Dose level correlation with growth of tooth

d1 <- subset(ToothGrowth, dose %in% c(.5, 1.0))
d2 <- subset(ToothGrowth, dose %in% c(.5, 2.0))
d3 <- subset(ToothGrowth, dose %in% c(1.0, 2.0))

t.test(len ~ dose, data = d1, paired = FALSE, var.equal = FALSE )
## 
##  Welch Two Sample t-test
## 
## data:  len by dose
## t = -6.4766, df = 37.986, p-value = 1.268e-07
## alternative hypothesis: true difference in means is not equal to 0
## 95 percent confidence interval:
##  -11.983781  -6.276219
## sample estimates:
## mean in group 0.5   mean in group 1 
##            10.605            19.735
t.test(len ~ dose, data = d2, paired = FALSE, var.equal = FALSE )
## 
##  Welch Two Sample t-test
## 
## data:  len by dose
## t = -11.799, df = 36.883, p-value = 4.398e-14
## alternative hypothesis: true difference in means is not equal to 0
## 95 percent confidence interval:
##  -18.15617 -12.83383
## sample estimates:
## mean in group 0.5   mean in group 2 
##            10.605            26.100
t.test(len ~ dose, data = d3, paired = FALSE, var.equal = FALSE )
## 
##  Welch Two Sample t-test
## 
## data:  len by dose
## t = -4.9005, df = 37.101, p-value = 1.906e-05
## alternative hypothesis: true difference in means is not equal to 0
## 95 percent confidence interval:
##  -8.996481 -3.733519
## sample estimates:
## mean in group 1 mean in group 2 
##          19.735          26.100

with the following CI -11.983781 -6.276219 in c(.5, 1.0) ; -18.15617 -12.83383 in c(.5, 2.0) and -8.996481 -3.733519 in c(1.0, 2.0) we can now reject the null hypothesis which acknowledge correlation of dose level and tooth length.

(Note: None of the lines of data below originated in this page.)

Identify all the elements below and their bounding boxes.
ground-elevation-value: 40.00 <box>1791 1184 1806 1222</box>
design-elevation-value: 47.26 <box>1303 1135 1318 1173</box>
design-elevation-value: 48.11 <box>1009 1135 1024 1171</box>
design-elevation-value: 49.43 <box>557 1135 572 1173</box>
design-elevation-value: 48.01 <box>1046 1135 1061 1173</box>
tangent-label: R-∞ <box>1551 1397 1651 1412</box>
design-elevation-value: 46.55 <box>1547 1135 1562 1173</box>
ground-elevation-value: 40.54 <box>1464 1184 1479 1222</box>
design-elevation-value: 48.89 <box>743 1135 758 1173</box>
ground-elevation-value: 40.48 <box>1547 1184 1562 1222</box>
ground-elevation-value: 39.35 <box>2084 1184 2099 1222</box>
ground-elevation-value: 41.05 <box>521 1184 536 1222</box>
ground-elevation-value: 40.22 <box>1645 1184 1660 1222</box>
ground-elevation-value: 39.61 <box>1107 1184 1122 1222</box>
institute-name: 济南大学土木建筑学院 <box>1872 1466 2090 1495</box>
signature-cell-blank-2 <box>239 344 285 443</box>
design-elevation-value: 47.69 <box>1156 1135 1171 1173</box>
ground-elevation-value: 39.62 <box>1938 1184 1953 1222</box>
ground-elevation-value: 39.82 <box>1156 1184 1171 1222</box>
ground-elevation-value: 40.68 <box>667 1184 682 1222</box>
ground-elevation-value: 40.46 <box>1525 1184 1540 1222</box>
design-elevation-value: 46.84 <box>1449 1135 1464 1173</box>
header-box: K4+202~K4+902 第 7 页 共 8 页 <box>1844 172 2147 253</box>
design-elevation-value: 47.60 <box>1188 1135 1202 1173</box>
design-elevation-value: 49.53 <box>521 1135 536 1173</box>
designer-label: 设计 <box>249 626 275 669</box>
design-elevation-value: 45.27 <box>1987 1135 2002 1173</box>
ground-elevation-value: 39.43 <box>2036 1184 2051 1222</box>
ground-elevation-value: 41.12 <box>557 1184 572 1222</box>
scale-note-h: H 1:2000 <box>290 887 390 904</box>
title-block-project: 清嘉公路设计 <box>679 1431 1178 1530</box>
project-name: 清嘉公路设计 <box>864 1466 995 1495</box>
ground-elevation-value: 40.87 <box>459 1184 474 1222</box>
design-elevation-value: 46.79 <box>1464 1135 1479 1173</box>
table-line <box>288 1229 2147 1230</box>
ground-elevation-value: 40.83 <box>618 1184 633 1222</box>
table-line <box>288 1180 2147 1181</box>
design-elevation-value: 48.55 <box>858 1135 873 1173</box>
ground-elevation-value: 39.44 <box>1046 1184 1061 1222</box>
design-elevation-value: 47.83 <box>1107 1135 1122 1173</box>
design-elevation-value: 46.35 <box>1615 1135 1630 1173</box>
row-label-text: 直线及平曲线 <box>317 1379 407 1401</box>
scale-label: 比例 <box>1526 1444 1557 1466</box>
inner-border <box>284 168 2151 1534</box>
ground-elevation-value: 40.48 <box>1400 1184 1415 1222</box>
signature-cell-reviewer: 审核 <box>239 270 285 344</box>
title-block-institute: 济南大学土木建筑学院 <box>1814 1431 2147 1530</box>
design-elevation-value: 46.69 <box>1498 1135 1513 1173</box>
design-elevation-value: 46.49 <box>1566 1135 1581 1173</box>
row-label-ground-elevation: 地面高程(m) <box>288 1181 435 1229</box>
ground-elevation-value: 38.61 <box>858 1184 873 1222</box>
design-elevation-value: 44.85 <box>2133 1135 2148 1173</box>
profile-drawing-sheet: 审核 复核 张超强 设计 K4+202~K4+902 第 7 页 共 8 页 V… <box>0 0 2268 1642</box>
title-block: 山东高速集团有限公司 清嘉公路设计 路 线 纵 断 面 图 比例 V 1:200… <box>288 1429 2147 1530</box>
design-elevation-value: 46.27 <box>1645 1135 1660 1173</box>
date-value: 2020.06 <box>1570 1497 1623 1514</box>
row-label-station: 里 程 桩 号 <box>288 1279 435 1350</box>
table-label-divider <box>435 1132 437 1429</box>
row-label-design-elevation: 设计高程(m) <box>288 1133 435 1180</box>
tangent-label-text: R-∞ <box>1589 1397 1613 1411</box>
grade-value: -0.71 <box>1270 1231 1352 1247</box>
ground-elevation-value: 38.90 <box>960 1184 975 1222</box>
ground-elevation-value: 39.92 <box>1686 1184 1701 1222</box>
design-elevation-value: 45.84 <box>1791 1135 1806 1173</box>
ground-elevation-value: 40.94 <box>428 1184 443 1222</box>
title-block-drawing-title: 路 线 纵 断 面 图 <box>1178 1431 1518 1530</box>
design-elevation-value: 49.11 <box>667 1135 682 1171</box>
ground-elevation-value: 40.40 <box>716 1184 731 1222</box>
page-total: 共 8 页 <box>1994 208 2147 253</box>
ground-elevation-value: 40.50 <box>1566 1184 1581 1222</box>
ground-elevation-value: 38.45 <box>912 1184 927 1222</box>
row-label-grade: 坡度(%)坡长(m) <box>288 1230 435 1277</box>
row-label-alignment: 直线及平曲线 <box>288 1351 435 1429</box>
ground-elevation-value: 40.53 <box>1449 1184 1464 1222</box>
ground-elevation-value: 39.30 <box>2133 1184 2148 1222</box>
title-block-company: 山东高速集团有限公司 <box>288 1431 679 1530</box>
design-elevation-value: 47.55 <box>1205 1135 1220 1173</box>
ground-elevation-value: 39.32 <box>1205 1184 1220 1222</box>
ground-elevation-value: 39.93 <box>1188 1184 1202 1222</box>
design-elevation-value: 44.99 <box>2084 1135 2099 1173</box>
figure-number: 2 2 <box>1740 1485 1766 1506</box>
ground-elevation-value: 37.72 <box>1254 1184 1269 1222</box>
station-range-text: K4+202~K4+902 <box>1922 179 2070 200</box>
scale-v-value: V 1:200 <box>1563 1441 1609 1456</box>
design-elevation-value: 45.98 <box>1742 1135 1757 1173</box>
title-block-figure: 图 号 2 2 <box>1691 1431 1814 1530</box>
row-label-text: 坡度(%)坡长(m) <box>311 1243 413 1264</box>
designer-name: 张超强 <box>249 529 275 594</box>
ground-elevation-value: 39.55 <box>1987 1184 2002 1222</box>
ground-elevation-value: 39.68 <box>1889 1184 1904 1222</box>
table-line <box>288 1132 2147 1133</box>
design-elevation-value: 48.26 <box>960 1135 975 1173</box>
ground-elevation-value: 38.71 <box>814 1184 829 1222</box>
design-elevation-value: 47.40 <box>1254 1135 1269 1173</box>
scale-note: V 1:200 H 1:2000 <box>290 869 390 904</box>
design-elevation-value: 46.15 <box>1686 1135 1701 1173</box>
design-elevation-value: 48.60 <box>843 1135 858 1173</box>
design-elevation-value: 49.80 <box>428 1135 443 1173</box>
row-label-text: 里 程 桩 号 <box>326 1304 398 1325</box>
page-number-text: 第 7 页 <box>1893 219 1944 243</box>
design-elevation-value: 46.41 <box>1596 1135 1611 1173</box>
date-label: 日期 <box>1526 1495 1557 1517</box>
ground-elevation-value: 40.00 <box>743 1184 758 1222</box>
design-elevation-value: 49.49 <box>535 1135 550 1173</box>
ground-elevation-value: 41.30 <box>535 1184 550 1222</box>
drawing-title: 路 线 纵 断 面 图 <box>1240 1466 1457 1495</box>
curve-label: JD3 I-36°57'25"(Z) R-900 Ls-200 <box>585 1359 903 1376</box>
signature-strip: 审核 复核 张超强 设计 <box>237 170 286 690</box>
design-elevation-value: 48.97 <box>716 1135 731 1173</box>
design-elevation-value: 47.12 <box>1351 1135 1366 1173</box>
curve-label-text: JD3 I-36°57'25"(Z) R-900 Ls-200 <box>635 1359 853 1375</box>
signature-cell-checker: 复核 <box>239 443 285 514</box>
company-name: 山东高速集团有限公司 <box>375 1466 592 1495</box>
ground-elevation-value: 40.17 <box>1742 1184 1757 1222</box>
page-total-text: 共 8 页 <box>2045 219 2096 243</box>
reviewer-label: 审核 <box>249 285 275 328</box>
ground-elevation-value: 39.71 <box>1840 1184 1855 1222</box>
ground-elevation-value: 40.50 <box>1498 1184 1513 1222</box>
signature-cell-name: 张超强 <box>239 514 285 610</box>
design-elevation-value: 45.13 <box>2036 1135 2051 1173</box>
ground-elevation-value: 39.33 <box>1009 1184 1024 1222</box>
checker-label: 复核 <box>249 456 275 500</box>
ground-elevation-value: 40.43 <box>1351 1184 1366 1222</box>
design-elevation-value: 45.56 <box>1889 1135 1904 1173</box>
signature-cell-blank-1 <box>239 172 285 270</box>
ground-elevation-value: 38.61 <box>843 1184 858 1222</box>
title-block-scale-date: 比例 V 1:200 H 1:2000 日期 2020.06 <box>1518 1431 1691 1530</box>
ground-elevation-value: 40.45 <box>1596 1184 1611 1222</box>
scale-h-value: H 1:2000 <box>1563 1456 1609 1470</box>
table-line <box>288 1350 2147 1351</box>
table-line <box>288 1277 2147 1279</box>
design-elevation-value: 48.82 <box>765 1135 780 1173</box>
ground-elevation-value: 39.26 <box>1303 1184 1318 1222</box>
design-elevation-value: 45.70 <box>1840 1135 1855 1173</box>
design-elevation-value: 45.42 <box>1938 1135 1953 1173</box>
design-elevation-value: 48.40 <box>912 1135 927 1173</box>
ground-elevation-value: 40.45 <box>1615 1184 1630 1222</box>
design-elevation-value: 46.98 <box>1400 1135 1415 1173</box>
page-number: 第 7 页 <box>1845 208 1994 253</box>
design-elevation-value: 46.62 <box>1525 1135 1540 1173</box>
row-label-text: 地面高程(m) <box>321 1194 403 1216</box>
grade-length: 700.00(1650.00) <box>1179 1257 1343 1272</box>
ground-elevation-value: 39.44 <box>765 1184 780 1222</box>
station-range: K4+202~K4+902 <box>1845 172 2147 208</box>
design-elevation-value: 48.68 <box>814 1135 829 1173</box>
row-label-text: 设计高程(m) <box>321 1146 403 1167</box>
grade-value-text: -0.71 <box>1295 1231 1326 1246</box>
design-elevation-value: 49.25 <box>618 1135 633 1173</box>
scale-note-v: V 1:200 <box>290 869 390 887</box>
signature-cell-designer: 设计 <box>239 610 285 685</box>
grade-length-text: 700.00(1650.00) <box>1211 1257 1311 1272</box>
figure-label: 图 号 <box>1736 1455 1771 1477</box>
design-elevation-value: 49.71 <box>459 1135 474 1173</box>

Dose level correlation with Supplement

ds1 <- subset(ToothGrowth, dose  == .5)
ds2 <- subset(ToothGrowth, dose == 1.0)
ds3 <- subset(ToothGrowth, dose ==  2.0)


t.test(len ~ supp, data = ds1, paired = FALSE, var.equal = FALSE )
## 
##  Welch Two Sample t-test
## 
## data:  len by supp
## t = 3.1697, df = 14.969, p-value = 0.006359
## alternative hypothesis: true difference in means is not equal to 0
## 95 percent confidence interval:
##  1.719057 8.780943
## sample estimates:
## mean in group OJ mean in group VC 
##            13.23             7.98
t.test(len ~ supp, data = ds2, paired = FALSE, var.equal = FALSE )
## 
##  Welch Two Sample t-test
## 
## data:  len by supp
## t = 4.0328, df = 15.358, p-value = 0.001038
## alternative hypothesis: true difference in means is not equal to 0
## 95 percent confidence interval:
##  2.802148 9.057852
## sample estimates:
## mean in group OJ mean in group VC 
##            22.70            16.77
t.test(len ~ supp, data = ds3, paired = FALSE, var.equal = FALSE )
## 
##  Welch Two Sample t-test
## 
## data:  len by supp
## t = -0.046136, df = 14.04, p-value = 0.9639
## alternative hypothesis: true difference in means is not equal to 0
## 95 percent confidence interval:
##  -3.79807  3.63807
## sample estimates:
## mean in group OJ mean in group VC 
##            26.06            26.14

Again with the following CI 1.719057 8.780943 for .5 ; 2.802148 9.057852 for 1.0 we can now reject the null hypothesis which acknowledge correlation of dose level and tooth length, but ds3 CI -3.79807 3.63807 for 2.0 is not sufficient to reject null hypothesis.

In conclussion, the analysis shows that supplement has no effect on tooth growth, while increasing the dose level leads to increased tooth growth.